Captain Battersby was Lord Rufford’s particular friend on this occasion and had come over with him from Mr. Surbiton’s house. “Bat,” he said as they were sitting close to each other in the smoking-room that night, “I mean to make an early start tomorrow.”
“What; — to get to Surbiton’s?”
“I’ve got something to do on the way. I want to look at a horse at Stamford.”
“I’ll be off with you.”
“No; — don’t do that. I’ll go in my own cart. I’ll make my man get hold of my groom and manage it somehow. I can leave my things and you can bring them. Only say to-morrow that I was obliged to go.”
“Heard something, you know, and all that kind of thing. Make my apologies to the Duchess. In point of fact I must be in Stamford at ten.”
“I’ll manage it all,” said Captain Battersby, who made a very shrewd guess at the cause which drew his friend to such an uncomfortable proceeding. After that Lord Rufford went to his room and gave a good deal of trouble that night to some of the servants in reference to the steps which would be necessary to take him out of harm’s way before the Duchess would be up on the morrow.
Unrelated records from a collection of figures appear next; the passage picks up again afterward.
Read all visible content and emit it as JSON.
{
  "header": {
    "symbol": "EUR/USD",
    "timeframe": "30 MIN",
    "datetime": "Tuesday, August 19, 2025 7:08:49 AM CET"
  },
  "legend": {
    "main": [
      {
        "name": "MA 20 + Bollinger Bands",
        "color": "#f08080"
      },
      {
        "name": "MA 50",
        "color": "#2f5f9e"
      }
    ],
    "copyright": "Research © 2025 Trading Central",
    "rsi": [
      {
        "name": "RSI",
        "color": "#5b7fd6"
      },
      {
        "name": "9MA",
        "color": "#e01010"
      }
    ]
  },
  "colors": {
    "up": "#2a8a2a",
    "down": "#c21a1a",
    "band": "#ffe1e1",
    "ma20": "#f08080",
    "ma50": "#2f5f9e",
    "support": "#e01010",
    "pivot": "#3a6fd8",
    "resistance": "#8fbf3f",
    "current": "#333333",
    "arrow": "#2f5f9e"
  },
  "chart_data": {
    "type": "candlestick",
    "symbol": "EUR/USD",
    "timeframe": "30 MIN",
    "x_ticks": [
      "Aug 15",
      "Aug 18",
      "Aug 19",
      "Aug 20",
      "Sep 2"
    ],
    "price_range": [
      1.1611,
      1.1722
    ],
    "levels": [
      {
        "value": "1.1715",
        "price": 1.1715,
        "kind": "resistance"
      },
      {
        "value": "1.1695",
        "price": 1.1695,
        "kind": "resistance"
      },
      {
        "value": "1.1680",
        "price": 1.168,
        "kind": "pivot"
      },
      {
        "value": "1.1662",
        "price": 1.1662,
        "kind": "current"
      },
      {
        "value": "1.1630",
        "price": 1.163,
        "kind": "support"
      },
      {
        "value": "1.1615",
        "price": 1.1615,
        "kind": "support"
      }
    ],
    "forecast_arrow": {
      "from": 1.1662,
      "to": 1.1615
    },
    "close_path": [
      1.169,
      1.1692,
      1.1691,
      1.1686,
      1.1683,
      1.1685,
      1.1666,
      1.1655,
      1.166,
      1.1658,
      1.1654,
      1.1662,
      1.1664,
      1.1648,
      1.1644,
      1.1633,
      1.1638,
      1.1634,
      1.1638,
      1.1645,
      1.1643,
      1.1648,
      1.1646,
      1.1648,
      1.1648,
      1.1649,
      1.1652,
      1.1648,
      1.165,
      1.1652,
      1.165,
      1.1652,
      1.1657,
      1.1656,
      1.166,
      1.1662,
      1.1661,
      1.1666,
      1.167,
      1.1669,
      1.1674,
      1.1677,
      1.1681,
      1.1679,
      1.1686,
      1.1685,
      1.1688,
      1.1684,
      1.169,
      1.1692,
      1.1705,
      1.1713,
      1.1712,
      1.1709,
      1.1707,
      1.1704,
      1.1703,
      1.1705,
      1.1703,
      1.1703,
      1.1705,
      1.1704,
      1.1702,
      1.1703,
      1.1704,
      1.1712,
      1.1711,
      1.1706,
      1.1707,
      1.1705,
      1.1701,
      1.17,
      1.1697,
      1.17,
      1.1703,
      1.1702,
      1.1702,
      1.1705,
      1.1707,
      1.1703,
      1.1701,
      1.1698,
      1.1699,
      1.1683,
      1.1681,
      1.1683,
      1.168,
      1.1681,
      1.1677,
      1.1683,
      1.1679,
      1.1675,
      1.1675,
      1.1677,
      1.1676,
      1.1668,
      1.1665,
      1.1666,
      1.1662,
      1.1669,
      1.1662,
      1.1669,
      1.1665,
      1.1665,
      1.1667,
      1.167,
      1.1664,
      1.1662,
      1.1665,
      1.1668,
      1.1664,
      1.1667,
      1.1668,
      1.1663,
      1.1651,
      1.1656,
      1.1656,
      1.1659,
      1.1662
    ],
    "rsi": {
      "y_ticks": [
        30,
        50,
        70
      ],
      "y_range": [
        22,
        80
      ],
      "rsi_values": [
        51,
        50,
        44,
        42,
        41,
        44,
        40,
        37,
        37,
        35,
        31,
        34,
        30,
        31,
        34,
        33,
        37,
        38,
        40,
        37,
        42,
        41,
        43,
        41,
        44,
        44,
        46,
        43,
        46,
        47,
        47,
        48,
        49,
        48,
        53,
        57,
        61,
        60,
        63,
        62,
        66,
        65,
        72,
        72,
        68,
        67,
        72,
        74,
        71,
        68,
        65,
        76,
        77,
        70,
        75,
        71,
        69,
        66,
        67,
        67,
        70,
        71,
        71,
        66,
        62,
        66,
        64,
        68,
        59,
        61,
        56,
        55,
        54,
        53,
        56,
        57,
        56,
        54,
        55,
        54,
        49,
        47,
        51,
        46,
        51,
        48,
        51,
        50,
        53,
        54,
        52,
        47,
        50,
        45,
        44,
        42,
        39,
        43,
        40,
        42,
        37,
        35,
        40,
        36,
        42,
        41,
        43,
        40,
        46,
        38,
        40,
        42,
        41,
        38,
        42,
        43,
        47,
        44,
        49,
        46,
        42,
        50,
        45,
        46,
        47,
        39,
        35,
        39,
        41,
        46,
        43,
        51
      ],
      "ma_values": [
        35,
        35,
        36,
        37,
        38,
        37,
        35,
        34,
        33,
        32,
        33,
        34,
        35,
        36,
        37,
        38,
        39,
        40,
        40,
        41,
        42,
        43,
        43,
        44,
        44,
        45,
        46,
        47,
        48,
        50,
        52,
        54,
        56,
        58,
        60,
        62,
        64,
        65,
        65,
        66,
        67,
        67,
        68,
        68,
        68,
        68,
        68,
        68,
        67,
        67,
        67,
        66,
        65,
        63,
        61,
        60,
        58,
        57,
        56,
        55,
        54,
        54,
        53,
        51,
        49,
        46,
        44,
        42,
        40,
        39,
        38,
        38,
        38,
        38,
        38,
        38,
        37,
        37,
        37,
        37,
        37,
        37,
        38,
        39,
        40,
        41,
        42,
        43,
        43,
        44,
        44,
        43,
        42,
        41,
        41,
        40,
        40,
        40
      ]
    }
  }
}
Arabella when she heard of the man’s departure on the following morning, which she luckily did from her own maid, was for some time overwhelmed by it. Of course the man was running away from her. There could be no doubt of it. She had watched him narrowly on the previous evening, and had seen that her aunt had tried in vain to speak to him. But she did not on that account give up the game. At any rate they had not found her out at Mistletoe. That was something. Of course it would have been infinitely better for her could he have been absolutely caught and nailed down before he left the house; but that was perhaps more than she had a right to expect. She could still pursue him; still write to him; — and at last, if necessary, force her father to do so. But she must trust now chiefly to her own correspondence.
“He told me, aunt, the last thing last night that he was going,” she said.
“Why did you not mention it?”
“I thought he would have told you. I saw him speaking to you. He had received some telegram about a horse. He’s the most flighty man in the world about such things. I am to write to him before I leave this to-morrow.” Then the Duchess did not believe a word of the engagement. She felt at any rate certain that if there was an engagement, Lord Rufford did not mean to keep it.